Stephen G. Lomber
Canada Research Chair in Brain Plasticity and Development
Tier 1 - January 2015 – January 2022
Natural Sciences and Engineering
Office: SSC 9232
Lab: SSC 9214
Phone: 519 661-2111 ext.24110
Cerebral Systems Lab
Hearing loss profoundly affects a person’s quality of life. It is socially isolating, restricts career opportunities, and hastens cognitive decline in later life. In Canada, hearing loss is one of the most common birth defects, chronic disabilities, and complaints of the elderly. Yet little is known about what happens to the brain as a consequence of deafness.

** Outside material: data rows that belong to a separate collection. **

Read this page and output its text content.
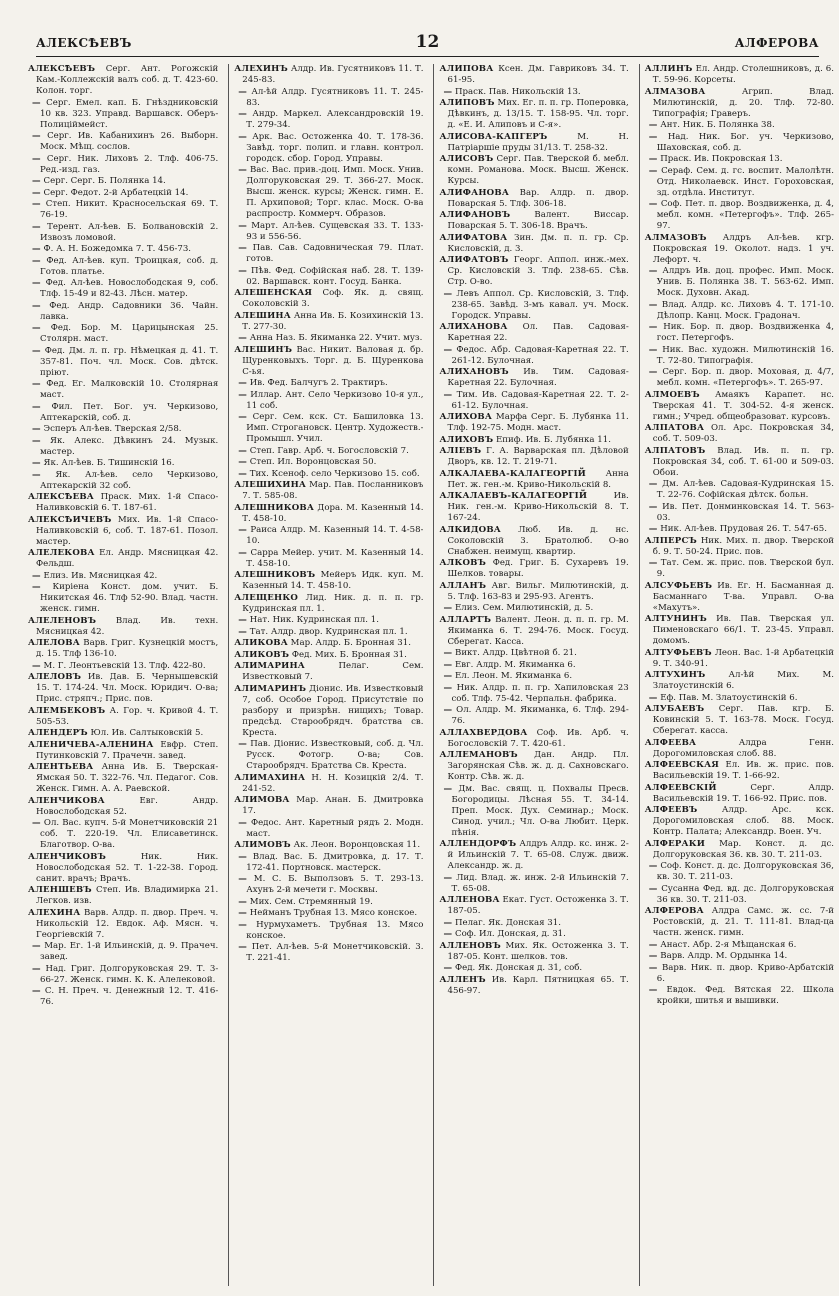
АЛЕКСѢЕВЪ	12	АЛФЕРОВА
АЛЕКСѢЕВЪ Серг. Ант. Рогожскій Кам.-Коллежскій валъ соб. д. Т. 423-60. Колон. торг.
— Серг. Емел. кап. Б. Гнѣздниковскій 10 кв. 323. Управд. Варшавск. Оберъ-Полиціймейст.
— Серг. Ив. Кабанихинъ 26. Выборн. Моск. Мѣщ. сослов.
— Серг. Ник. Лиховъ 2. Тлф. 406-75. Ред.-изд. газ.
— Серг. Серг. Б. Полянка 14.
— Серг. Федот. 2-й Арбатецкій 14.
— Степ. Никит. Красносельская 69. Т. 76-19.
— Терент. Ал-ѣев. Б. Болвановскій 2. Извозъ ломовой.
— Ф. А. Н. Божедомка 7. Т. 456-73.
— Фед. Ал-ѣев. куп. Троицкая, соб. д. Готов. платье.
— Фед. Ал-ѣев. Новослободская 9, соб. Тлф. 15-49 и 82-43. Лѣсн. матер.
— Фед. Андр. Садовники 36. Чайн. лавка.
— Фед. Бор. М. Царицынская 25. Столярн. маст.
— Фед. Дм. л. п. гр. Нѣмецкая д. 41. Т. 357-81. Поч. чл. Моск. Сов. дѣтск. пріют.
— Фед. Ег. Малковскій 10. Столярная маст.
— Фил. Пет. Бог. уч. Черкизово, Аптекарскій, соб. д.
— Эсперъ Ал-ѣев. Тверская 2/58.
— Як. Алекс. Дѣвкинъ 24. Музык. мастер.
— Як. Ал-ѣев. Б. Тишинскій 16.
— Як. Ал-ѣев. село Черкизово, Аптекарскій 32 соб.
АЛЕКСѢЕВА Праск. Мих. 1-й Спасо-Наливковскій 6. Т. 187-61.
АЛЕКСѢИЧЕВЪ Мих. Ив. 1-й Спасо-Наливковскій 6, соб. Т. 187-61. Позол. мастер.
АЛЕЛЕКОВА Ел. Андр. Мясницкая 42. Фельдш.
— Елиз. Ив. Мясницкая 42.
— Киріена Конст. дом. учит. Б. Никитская 46. Тлф 52-90. Влад. частн. женск. гимн.
АЛЕЛЕНОВЪ Влад. Ив. техн. Мясницкая 42.
АЛЕЛОВА Варв. Григ. Кузнецкій мостъ, д. 15. Тлф 136-10.
— М. Г. Леонтьевскій 13. Тлф. 422-80.
АЛЕЛОВЪ Ив. Дав. Б. Чернышевскій 15. Т. 174-24. Чл. Моск. Юридич. О-ва; Прис. стряпч.; Прис. пов.
АЛЕМБЕКОВЪ А. Гор. ч. Кривой 4. Т. 505-53.
АЛЕНДЕРЪ Юл. Ив. Салтыковскій 5.
АЛЕНИЧЕВА-АЛЕНИНА Евфр. Степ. Путинковскій 7. Прачечн. завед.
АЛЕНТЬЕВА Анна Ив. Б. Тверская-Ямская 50. Т. 322-76. Чл. Педагог. Сов. Женск. Гимн. А. А. Раевской.
АЛЕНЧИКОВА	Евг. Андр. Новослободская 52.
— Ол. Вас. купч. 5-й Монетчиковскій 21 соб. Т. 220-19. Чл. Елисаветинск. Благотвор. О-ва.
АЛЕНЧИКОВЪ	Ник. Ник. Новослободская 52. Т. 1-22-38. Город. санит. врачъ; Врачъ.
АЛЕНШЕВЪ Степ. Ив. Владимирка 21. Легков. изв.
АЛЕХИНА Варв. Алдр. п. двор. Преч. ч. Никольскій 12. Евдок. Аф. Мясн. ч. Георгіевскій 7.
— Мар. Ег. 1-й Ильинскій, д. 9. Прачеч. завед.
— Над. Григ. Долгоруковская 29. Т. 3-66-27. Женск. гимн. К. К. Алелековой.
— С. Н. Преч. ч. Денежный 12. Т. 416-76.
АЛЕХИНЪ Алдр. Ив. Гусятниковъ 11. Т. 245-83.
— Ал-ѣй Алдр. Гусятниковъ 11. Т. 245-83.
— Андр. Маркел. Александровскій 19. Т. 279-34.
— Арк. Вас. Остоженка 40. Т. 178-36. Завѣд. торг. полип. и главн. контрол. городск. сбор. Город. Управы.
— Вас. Вас. прив.-доц. Имп. Моск. Унив. Долгоруковская 29. Т. 366-27. Моск. Высш. женск. курсы; Женск. гимн. Е. П. Архиповой; Торг. клас. Моск. О-ва распростр. Коммерч. Образов.
— Март. Ал-ѣев. Сущевская 33. Т. 133-93 и 556-56.
— Пав. Сав. Садовническая 79. Плат. готов.
— Пѣв. Фед. Софійская наб. 28. Т. 139-02. Варшавск. конт. Госуд. Банка.
АЛЕШЕНСКАЯ Соф. Як. д. свящ. Соколовскій 3.
АЛЕШИНА Анна Ив. Б. Козихинскій 13. Т. 277-30.
— Анна Наз. Б. Якиманка 22. Учит. муз.
АЛЕШИНЪ Вас. Никит. Валовая д. бр. Щуренковыхъ. Торг. д. Б. Щуренкова С-ья.
— Ив. Фед. Балчугъ 2. Трактиръ.
— Иллар. Ант. Село Черкизово 10-я ул., 11 соб.
— Серг. Сем. кск. Ст. Башиловка 13. Имп. Строгановск. Центр. Художеств.-Промышл. Учил.
— Степ. Гавр. Арб. ч. Богословскій 7.
— Степ. Ил. Воронцовская 50.
— Тих. Ксеноф. село Черкизово 15. соб.
АЛЕШИХИНА Мар. Пав. Посланниковъ 7. Т. 585-08.
АЛЕШНИКОВА Дора. М. Казенный 14. Т. 458-10.
— Раиса Алдр. М. Казенный 14. Т. 4-58-10.
— Сарра Мейер. учит. М. Казенный 14. Т. 458-10.
АЛЕШНИКОВЪ Мейеръ Идк. куп. М. Казенный 14. Т. 458-10.
АЛЕЩЕНКО Лид. Ник. д. п. п. гр. Кудринская пл. 1.
— Нат. Ник. Кудринская пл. 1.
— Тат. Алдр. двор. Кудринская пл. 1.
АЛИКОВА Мар. Алдр. Б. Бронная 31.
АЛИКОВЪ Фед. Мих. Б. Бронная 31.
АЛИМАРИНА	Пелаг. Сем. Известковый 7.
АЛИМАРИНЪ Діонис. Ив. Известковый 7, соб. Особое Город. Присутствіе по разбору и призрѣн. нищихъ; Товар. предсѣд. Старообрядч. братства св. Креста.
— Пав. Діонис. Известковый, соб. д. Чл. Русск. Фотогр. О-ва; Сов. Старообрядч. Братства Св. Креста.
АЛИМАХИНА Н. Н. Козицкій 2/4. Т. 241-52.
АЛИМОВА Мар. Анан. Б. Дмитровка 17.
— Федос. Ант. Каретный рядъ 2. Модн. маст.
АЛИМОВЪ Ак. Леон. Воронцовская 11.
— Влад. Вас. Б. Дмитровка, д. 17. Т. 172-41. Портновск. мастерск.
— М. С. Б. Выползовъ 5. Т. 293-13. Ахунъ 2-й мечети г. Москвы.
— Мих. Сем. Стремянный 19.
— Нейманъ Трубная 13. Мясо конское.
— Нурмухаметъ. Трубная 13. Мясо конское.
— Пет. Ал-ѣев. 5-й Монетчиковскій. 3. Т. 221-41.
АЛИПОВА Ксен. Дм. Гавриковъ 34. Т. 61-95.
— Праск. Пав. Никольскій 13.
АЛИПОВЪ Мих. Ег. п. п. гр. Поперовка, Дѣвкинъ, д. 13/15. Т. 158-95. Чл. торг. д. «Е. И. Алиповъ и С-я».
АЛИСОВА-КАПГЕРЪ	М. Н. Патріаршіе пруды 31/13. Т. 258-32.
АЛИСОВЪ Серг. Пав. Тверской б. мебл. комн. Романова. Моск. Высш. Женск. Курсы.
АЛИФАНОВА Вар. Алдр. п. двор. Поварская 5. Тлф. 306-18.
АЛИФАНОВЪ	Валент. Виссар. Поварская 5. Т. 306-18. Врачъ.
АЛИФАТОВА Зин. Дм. п. п. гр. Ср. Кисловскій, д. 3.
АЛИФАТОВЪ Георг. Аппол. инж.-мех. Ср. Кисловскій 3. Тлф. 238-65. Сѣв. Стр. О-во.
— Левъ Аппол. Ср. Кисловскій, 3. Тлф. 238-65. Завѣд. 3-мъ кавал. уч. Моск. Городск. Управы.
АЛИХАНОВА Ол. Пав. Садовая-Каретная 22.
— Федос. Абр. Садовая-Каретная 22. Т. 261-12. Булочная.
АЛИХАНОВЪ Ив. Тим. Садовая-Каретная 22. Булочная.
— Тим. Ив. Садовая-Каретная 22. Т. 2-61-12. Булочная.
АЛИХОВА Марфа Серг. Б. Лубянка 11. Тлф. 192-75. Модн. маст.
АЛИХОВЪ Епиф. Ив. Б. Лубянка 11.
АЛІЕВЪ Г. А. Варварская пл. Дѣловой Дворъ, кв. 12. Т. 219-71.
АЛКАЛАЕВА-КАЛАГЕОРГІЙ Анна Пет. ж. ген.-м. Криво-Никольскій 8.
АЛКАЛАЕВЪ-КАЛАГЕОРГІЙ	Ив. Ник. ген.-м. Криво-Никольскій 8. Т. 167-24.
АЛКИДОВА Люб. Ив. д. нс. Соколовскій 3. Братолюб. О-во Снабжен. неимущ. квартир.
АЛКОВЪ Фед. Григ. Б. Сухаревъ 19. Шелков. товары.
АЛЛАНЪ Авг. Вильг. Милютинскій, д. 5. Тлф. 163-83 и 295-93. Агентъ.
— Елиз. Сем. Милютинскій, д. 5.
АЛЛАРТЪ Валент. Леон. д. п. п. гр. М. Якиманка 6. Т. 294-76. Моск. Госуд. Сберегат. Касса.
— Викт. Алдр. Цвѣтной б. 21.
— Евг. Алдр. М. Якиманка 6.
— Ел. Леон. М. Якиманка 6.
— Ник. Алдр. п. п. гр. Хапиловская 23 соб. Тлф. 75-42. Черпальн. фабрика.
— Ол. Алдр. М. Якиманка, 6. Тлф. 294-76.
АЛЛАХВЕРДОВА Соф. Ив. Арб. ч. Богословскій 7. Т. 420-61.
АЛЛЕМАНОВЪ Дан. Андр. Пл. Загорянская Сѣв. ж. д. д. Сахновскаго. Контр. Сѣв. ж. д.
— Дм. Вас. свящ. ц. Похвалы Пресв. Богородицы. Лѣсная 55. Т. 34-14. Преп. Моск. Дух. Семинар.; Моск. Синод. учил.; Чл. О-ва Любит. Церк. пѣнія.
АЛЛЕНДОРФЪ Алдръ Алдр. кс. инж. 2-й Ильинскій 7. Т. 65-08. Служ. движ. Александр. ж. д.
— Лид. Влад. ж. инж. 2-й Ильинскій 7. Т. 65-08.
АЛЛЕНОВА Екат. Густ. Остоженка 3. Т. 187-05.
— Пелаг. Як. Донская 31.
— Соф. Ил. Донская, д. 31.
АЛЛЕНОВЪ Мих. Як. Остоженка 3. Т. 187-05. Конт. шелков. тов.
— Фед. Як. Донская д. 31, соб.
АЛЛЕНЪ Ив. Карл. Пятницкая 65. Т. 456-97.
АЛЛИНЪ Ел. Андр. Столешниковъ, д. 6. Т. 59-96. Корсеты.
АЛМАЗОВА	Агрип. Влад. Милютинскій, д. 20. Тлф. 72-80. Типографія; Граверъ.
— Ант. Ник. Б. Полянка 38.
— Над. Ник. Бог. уч. Черкизово, Шаховская, соб. д.
— Праск. Ив. Покровская 13.
— Сераф. Сем. д. гс. воспит. Малолѣтн. Отд. Николаевск. Инст. Гороховская, зд. отдѣла. Институт.
— Соф. Пет. п. двор. Воздвиженка, д. 4, мебл. комн. «Петергофъ». Тлф. 265-97.
АЛМАЗОВЪ Алдръ Ал-ѣев. кгр. Покровская 19. Околот. надз. 1 уч. Лефорт. ч.
— Алдръ Ив. доц. профес. Имп. Моск. Унив. Б. Полянка 38. Т. 563-62. Имп. Моск. Духовн. Акад.
— Влад. Алдр. кс. Лиховъ 4. Т. 171-10. Дѣлопр. Канц. Моск. Градонач.
— Ник. Бор. п. двор. Воздвиженка 4, гост. Петергофъ.
— Ник. Вас. художн. Милютинскій 16. Т. 72-80. Типографія.
— Серг. Бор. п. двор. Моховая, д. 4/7, мебл. комн. «Петергофъ». Т. 265-97.
АЛМОЕВЪ Амаякъ Карапет. нс. Тверская 41. Т. 304-52. 4-я женск. гимн.; Учред. общеобразоват. курсовъ.
АЛПАТОВА Ол. Арс. Покровская 34, соб. Т. 509-03.
АЛПАТОВЪ Влад. Ив. п. п. гр. Покровская 34, соб. Т. 61-00 и 509-03. Обои.
— Дм. Ал-ѣев. Садовая-Кудринская 15. Т. 22-76. Софійская дѣтск. больн.
— Ив. Пет. Донминковская 14. Т. 563-03.
— Ник. Ал-ѣев. Прудовая 26. Т. 547-65.
АЛПЕРСЪ Ник. Мих. п. двор. Тверской б. 9. Т. 50-24. Прис. пов.
— Тат. Сем. ж. прис. пов. Тверской бул. 9.
АЛСУФЬЕВЪ Ив. Ег. Н. Басманная д. Басманнаго Т-ва. Управл. О-ва «Махутъ».
АЛТУНИНЪ Ив. Пав. Тверская ул. Пименовскаго 66/1. Т. 23-45. Управл. домомъ.
АЛТУФЬЕВЪ Леон. Вас. 1-й Арбатецкій 9. Т. 340-91.
АЛТУХИНЪ	Ал-ѣй Мих. М. Златоустинскій 6.
— Еф. Пав. М. Златоустинскій 6.
АЛУБАЕВЪ Серг. Пав. кгр. Б. Ковинскій 5. Т. 163-78. Моск. Госуд. Сберегат. касса.
АЛФЕЕВА	Алдра Генн. Дорогомиловская слоб. 88.
АЛФЕЕВСКАЯ Ел. Ив. ж. прис. пов. Васильевскій 19. Т. 1-66-92.
АЛФЕЕВСКІЙ	Серг. Алдр. Васильевскій 19. Т. 166-92. Прис. пов.
АЛФЕЕВЪ	Алдр. Арс. кск. Дорогомиловская слоб. 88. Моск. Контр. Палата; Александр. Воен. Уч.
АЛФЕРАКИ Мар. Конст. д. дс. Долгоруковская 36. кв. 30. Т. 211-03.
— Соф. Конст. д. дс. Долгоруковская 36, кв. 30. Т. 211-03.
— Сусанна Фед. вд. дс. Долгоруковская 36 кв. 30. Т. 211-03.
АЛФЕРОВА Алдра Самс. ж. сс. 7-й Ростовскій, д. 21. Т. 111-81. Влад-ца частн. женск. гимн.
— Анаст. Абр. 2-я Мѣщанская 6.
— Варв. Алдр. М. Ордынка 14.
— Варв. Ник. п. двор. Криво-Арбатскій 6.
— Евдок. Фед. Вятская 22. Школа кройки, шитья и вышивки.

Enhancing Brain Plasticity to Improve Hearing
Dr. Stephen G. Lomber, Canada Research Chair in Brain Plasticity and Development, studies how the brain changes after hearing loss in childhood or adulthood. Specifically, he studies the regions of the brain that process sounds in individuals who can hear, and the changes that take place in these areas following hearing loss.
The brain’s ability to change is known as “plasticity.” Plastic changes in the brain help deaf individuals make better use of their remaining senses, such as sight and touch. Understanding the natural limits of brain plasticity will help researchers develop methods to overcome them, and will promote increased brain plasticity. In turn, this could lead to better hearing devices, such as cochlear implants. Cochlear implants are extremely effective at providing sound sensations to deaf individuals, and can also make it possible for them to understand speech.
A better understanding of how the plasticity of the cerebral cortex changes after cochlear implantation could make the implants even more effective and lead to greater success in improving hearing in both children and the elderly.